Date: Friday, May 15, 2026
Hi Everyone, my name is Najat Elgeberi, and I work as an evaluation specialist at the University of Nevada, Reno Extension. In this post, I highlight several mistakes evaluators should avoid when using graphs. When I first began analyzing data and turning findings into visuals, I assumed my job was to make charts look impressive. I used bright colors, crowded legends, bold borders, and whatever chart style the software offered by default. At the time, I thought that if a graph looked polished, it would also look professional. Over time, I learned almost the opposite: the more decoration I added, the harder I made the graph for people to read. A good graph is not the one with the most design features. It is the one that helps readers understand data quickly, accurately, and confidently.
One of my earliest mistakes was using too many colors. I assigned a different color to every bar or category because it seemed like a way to add clarity. In reality, I was adding work for the audience. Readers had to keep moving between the graph and the legend, trying to remember what each color meant. Eventually, I realized that color should be used carefully and with purpose. Now I try to use a restrained palette, keep most elements quiet, and highlight only the one or two points that deserve attention. That small change made my graphs feel calmer, but more importantly, it made the message easier to find.
Another mistake was confusing visual excitement with effective communication. I sometimes used decorative charts, including 3D bars, heavy outlines, dark backgrounds, and other embellishments that made the display feel dramatic. The problem was that these choices competed with the data. They made it harder to compare values and easier to become distracted by the design. Learning the basic principles of data visualization helped me understand that clean 2D graphs, light gridlines, and clear labels are not boring. They respect the reader’s time. Once I stopped trying to make charts look flashy, I was finally able to make them useful.
A third lesson was realizing that a graph is not successful if only some people can read it well. Early in my work, I relied too much on red and green or on color alone to distinguish categories. Later, I learned how difficult that can be for readers with color-vision deficiency. I also learned that a graph should still make sense when colors are muted, printed in grayscale, or viewed in less-than-ideal conditions. Now I use color-blind-safe palettes, direct labels, line styles, and other cues that do not depend on hue alone. This improved both accessibility and clarity.

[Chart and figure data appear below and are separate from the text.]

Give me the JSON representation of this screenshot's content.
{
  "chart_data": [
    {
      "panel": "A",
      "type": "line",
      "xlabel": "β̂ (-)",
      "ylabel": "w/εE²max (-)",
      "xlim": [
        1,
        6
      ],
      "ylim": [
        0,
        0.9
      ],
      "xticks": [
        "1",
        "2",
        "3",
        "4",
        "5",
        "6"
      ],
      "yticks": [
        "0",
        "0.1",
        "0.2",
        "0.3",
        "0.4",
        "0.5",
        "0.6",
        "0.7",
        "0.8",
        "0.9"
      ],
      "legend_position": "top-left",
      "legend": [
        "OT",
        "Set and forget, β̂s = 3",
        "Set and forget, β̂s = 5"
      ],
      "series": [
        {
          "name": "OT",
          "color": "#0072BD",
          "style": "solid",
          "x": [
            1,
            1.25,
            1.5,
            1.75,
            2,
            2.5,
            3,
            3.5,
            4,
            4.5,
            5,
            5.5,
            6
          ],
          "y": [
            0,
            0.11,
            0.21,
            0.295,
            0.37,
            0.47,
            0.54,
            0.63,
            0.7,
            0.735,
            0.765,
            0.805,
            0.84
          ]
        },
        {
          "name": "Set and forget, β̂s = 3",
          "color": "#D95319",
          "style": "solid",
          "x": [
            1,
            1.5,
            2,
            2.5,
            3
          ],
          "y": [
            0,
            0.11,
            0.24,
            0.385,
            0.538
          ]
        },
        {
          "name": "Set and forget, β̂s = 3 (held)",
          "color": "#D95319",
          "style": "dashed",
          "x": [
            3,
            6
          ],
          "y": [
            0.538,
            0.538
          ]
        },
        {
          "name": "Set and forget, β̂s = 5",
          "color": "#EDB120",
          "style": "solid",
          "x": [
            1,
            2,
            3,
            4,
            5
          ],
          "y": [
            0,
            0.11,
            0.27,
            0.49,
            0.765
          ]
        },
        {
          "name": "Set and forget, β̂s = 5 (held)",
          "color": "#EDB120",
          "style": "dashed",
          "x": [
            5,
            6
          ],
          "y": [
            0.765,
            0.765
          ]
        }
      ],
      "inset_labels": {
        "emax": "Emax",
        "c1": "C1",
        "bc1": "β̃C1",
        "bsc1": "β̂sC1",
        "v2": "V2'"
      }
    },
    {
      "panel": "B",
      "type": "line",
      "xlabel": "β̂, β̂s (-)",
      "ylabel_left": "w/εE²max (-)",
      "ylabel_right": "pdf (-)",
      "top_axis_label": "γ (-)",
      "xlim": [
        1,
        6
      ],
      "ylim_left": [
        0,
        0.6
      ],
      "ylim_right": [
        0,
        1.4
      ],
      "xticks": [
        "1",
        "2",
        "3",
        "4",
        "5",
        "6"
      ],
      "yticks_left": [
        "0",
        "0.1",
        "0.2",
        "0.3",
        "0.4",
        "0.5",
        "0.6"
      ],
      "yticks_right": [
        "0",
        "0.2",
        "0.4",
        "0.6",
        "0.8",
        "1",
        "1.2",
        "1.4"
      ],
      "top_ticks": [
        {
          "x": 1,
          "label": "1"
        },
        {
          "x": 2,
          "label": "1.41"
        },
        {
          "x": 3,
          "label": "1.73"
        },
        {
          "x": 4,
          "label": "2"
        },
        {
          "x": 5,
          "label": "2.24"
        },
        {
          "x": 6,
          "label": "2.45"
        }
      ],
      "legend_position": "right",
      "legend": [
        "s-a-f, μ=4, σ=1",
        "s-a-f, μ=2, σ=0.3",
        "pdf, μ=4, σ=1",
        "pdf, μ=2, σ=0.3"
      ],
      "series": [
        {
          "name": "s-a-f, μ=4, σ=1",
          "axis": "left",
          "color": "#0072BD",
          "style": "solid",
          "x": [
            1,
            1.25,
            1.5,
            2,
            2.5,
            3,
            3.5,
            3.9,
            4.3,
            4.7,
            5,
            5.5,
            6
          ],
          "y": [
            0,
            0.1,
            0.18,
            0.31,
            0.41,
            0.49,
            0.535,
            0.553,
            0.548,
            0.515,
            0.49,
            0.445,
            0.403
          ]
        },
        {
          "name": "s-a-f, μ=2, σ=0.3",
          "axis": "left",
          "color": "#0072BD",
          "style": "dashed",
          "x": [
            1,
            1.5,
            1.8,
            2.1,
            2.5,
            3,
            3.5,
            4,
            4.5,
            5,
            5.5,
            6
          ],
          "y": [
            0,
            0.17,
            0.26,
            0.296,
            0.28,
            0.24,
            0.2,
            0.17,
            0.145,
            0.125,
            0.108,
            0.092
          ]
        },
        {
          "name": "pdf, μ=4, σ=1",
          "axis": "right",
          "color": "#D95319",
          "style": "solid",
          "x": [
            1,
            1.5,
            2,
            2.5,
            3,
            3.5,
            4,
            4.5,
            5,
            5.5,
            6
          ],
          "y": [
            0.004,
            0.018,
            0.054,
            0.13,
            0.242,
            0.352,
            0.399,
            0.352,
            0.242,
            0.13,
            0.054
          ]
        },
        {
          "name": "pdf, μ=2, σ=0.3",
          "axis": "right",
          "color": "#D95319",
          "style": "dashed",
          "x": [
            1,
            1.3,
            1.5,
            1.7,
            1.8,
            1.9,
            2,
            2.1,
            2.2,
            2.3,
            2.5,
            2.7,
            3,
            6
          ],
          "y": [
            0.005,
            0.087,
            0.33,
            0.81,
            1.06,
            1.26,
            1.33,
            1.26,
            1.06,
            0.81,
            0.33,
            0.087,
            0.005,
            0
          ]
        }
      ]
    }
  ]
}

Looking back, I do not think these mistakes happened because I did not care about quality. I think they happened because many of us learn software before we learn design principles. We discover how to create charts long before we understand how people actually read them. My work improved when I started asking different questions: What do I want the audience to notice first? What comparison matters most? Would this still work for someone reading quickly, printing in black and white, or struggling to distinguish color?
My biggest lesson is that data visualization is not about decoration. It is about judgment. It is about choosing forms, colors, labels, and emphasis in ways that support understanding. I still revise graphs often, but now revision feels purposeful. I am not adding more. I am removing what gets in the way. In my experience, that is when a graph begins to do what it is supposed to do.